Annika Bruna
07 novembre 2023
Comme le relevait dernièrement mon collègue Jean-Paul Garraud[1], la Commission européenne a publié le 24 octobre dernier un plan d’action encourageant une nouvelle fois l’implantation d’éoliennes au sein de l’Union européenne, en facilitant notamment l’accès aux financements et l’octroi des permis, pour remédier à la « sous-utilisation des capacités de production ».
Opacité sur le bilan environnemental des éoliennes.
Comme toujours, la Commission occulte le véritable bilan environnemental des éoliennes, à différentes étapes, notamment lors de :
- Leur construction : les éoliennes offshores nécessitent des métaux rares - néodyme et dysprosium - qui doivent être extraits du sol, en utilisant et en polluant beaucoup d’eau et en recourant à de l’énergie essentiellement fossile ;
- Leur fonctionnement : leur intermittence nécessite de les coupler avec des centrales thermiques polluantes, telles que les centrales à charbon ;
- Leur implantation : elles impactent tant la faune marine que la faune terrestre, en tuant par exemple les chiroptères et les rapaces, prédateurs indispensables dans nos écosystèmes ;
- Leur démantèlement : les filières de recyclage des pales ne sont pas encore mises en place pour traiter la fibre de verre.
Ce bilan environnemental n’a pas découragé jusqu’ici la Commission et les États membres à favoriser le financement de ces infrastructures, à un prix exorbitant, notamment en rachetant l’électricité produite à un coût supérieur au coût de l’électricité produite par le nucléaire ou l’hydroélectricité.

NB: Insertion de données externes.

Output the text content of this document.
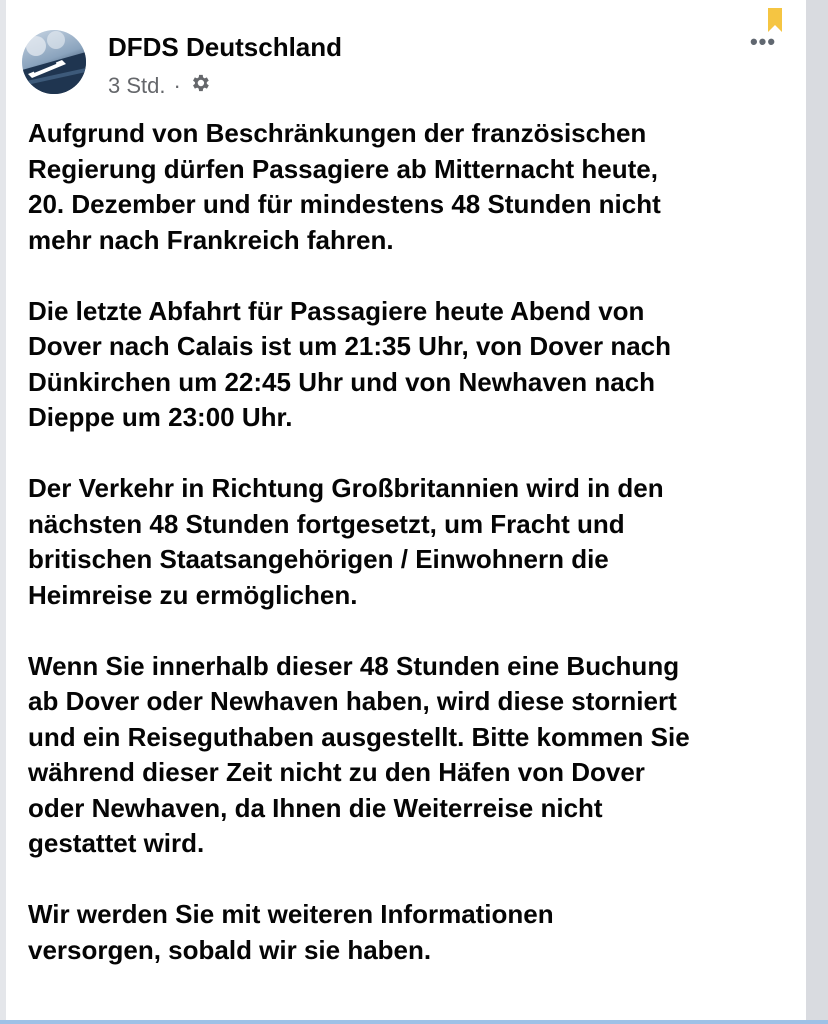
DFDS Deutschland
3 Std. ·
•••

Aufgrund von Beschränkungen der französischen
Regierung dürfen Passagiere ab Mitternacht heute,
20. Dezember und für mindestens 48 Stunden nicht
mehr nach Frankreich fahren.

Die letzte Abfahrt für Passagiere heute Abend von
Dover nach Calais ist um 21:35 Uhr, von Dover nach
Dünkirchen um 22:45 Uhr und von Newhaven nach
Dieppe um 23:00 Uhr.

Der Verkehr in Richtung Großbritannien wird in den
nächsten 48 Stunden fortgesetzt, um Fracht und
britischen Staatsangehörigen / Einwohnern die
Heimreise zu ermöglichen.

Wenn Sie innerhalb dieser 48 Stunden eine Buchung
ab Dover oder Newhaven haben, wird diese storniert
und ein Reiseguthaben ausgestellt. Bitte kommen Sie
während dieser Zeit nicht zu den Häfen von Dover
oder Newhaven, da Ihnen die Weiterreise nicht
gestattet wird.

Wir werden Sie mit weiteren Informationen
versorgen, sobald wir sie haben.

Opacité sur le véritable objectif de la Commission : sauver le soldat Siemens Gamesa.
Confrontée notamment à une inflation des matériaux, à une flambée des taux d'intérêt, à des ruptures d’approvisionnement et à une concurrence chinoise féroce, les plus grands constructeurs européens d’éoliennes ont subi des pertes d’exploitation significatives ces dernières années.
La filiale éolienne de Siemens Energy, Siemens Gamesa, accumule les pertes : un milliard d’euros sur son exercice 2021-2022[2], auquel s’ajoutent désormais des pertes liées aux défaillances dans des composants d'éoliennes évaluées à 1,6 milliard d'euros, « se traduisant par une perte record de 3 milliards d'euros au troisième trimestre »[3].
Le groupe allemand estime que ses pertes se monteront à 4,5 milliards d'euros pour 2023.
Les composants défectueux sont principalement situés sur les roulements et les pales de rotor des turbines des éoliennes terrestres. Ces défaillances nécessiteront des réparations importantes, à savoir une « remise en l’état massive dans les prochaines années »[4].
Heureusement pour ce groupe, la Commission vient à la rescousse avec ce paquet européen sur l’énergie éolienne qui - surprise ! - est fortement teinté de protectionnisme puisqu’il encourage « des critères d’attribution […] qui récompensent les produits à plus forte valeur ajoutée et favorisent l’expansion industrielle, afin de mieux soutenir une industrie éolienne innovante et compétitive », en Europe, plutôt que les fabricants chinois »[5].
Dans le même sens, la Commission n’exclue pas d’activer ses instruments de défense commerciale contre les pays tiers qui subventionnent les éoliennes qu’ils exportent vers l’Union européenne.
En tant que Français, on ne peut que rester interdit, bouche bée, par cet étonnant accès de patriotisme économique de la part de la Commission européenne.
S’agit-il de la même Commission qui refuse d’entendre la voix de nos agriculteurs lors des négociations sur les traités de libre-échange ?
S’agit-il de la même Commission qui se montre intraitable lorsque la France, forte du principe de neutralité technologique, défend l’avenir de ses filières nucléaires ou hydroélectriques ?
En tout cas, le paquet éolien défendu par la Commission européenne tombe à pic pour une industrie éolienne en perdition. Ce favoritisme, à la fois vis-à-vis d’une énergie et d’un État membre, donne encore plus de sens à la demande du Rassemblement National de sortir du marché européen de l’électricité et plus largement, du marché européen de l’énergie.
Pour ma part, j’ajouterais que défendre le principe de neutralité technologique, selon lequel l’autorité publique doit éviter d’imposer une préférence pour ou contre une technologie donnée, permettrait d’éviter à l’Europe de faire bien des « bêtises », que ce soit dans le secteur de l’énergie, de l’automobile ou encore du numérique...
1 https://archives.id-france.eu/eoliennes-une-energie-couteuse-et-inefficace/
3 https://www.latribune.fr/entreprises-finance/industrie/energie-environnement/eolien-siemens-energy-accumule-des-pertes-trimestrielles-record-972304.html4 Idem.
Éolien en faillite : la Commission européenne à la rescousse de l’industrie allemande.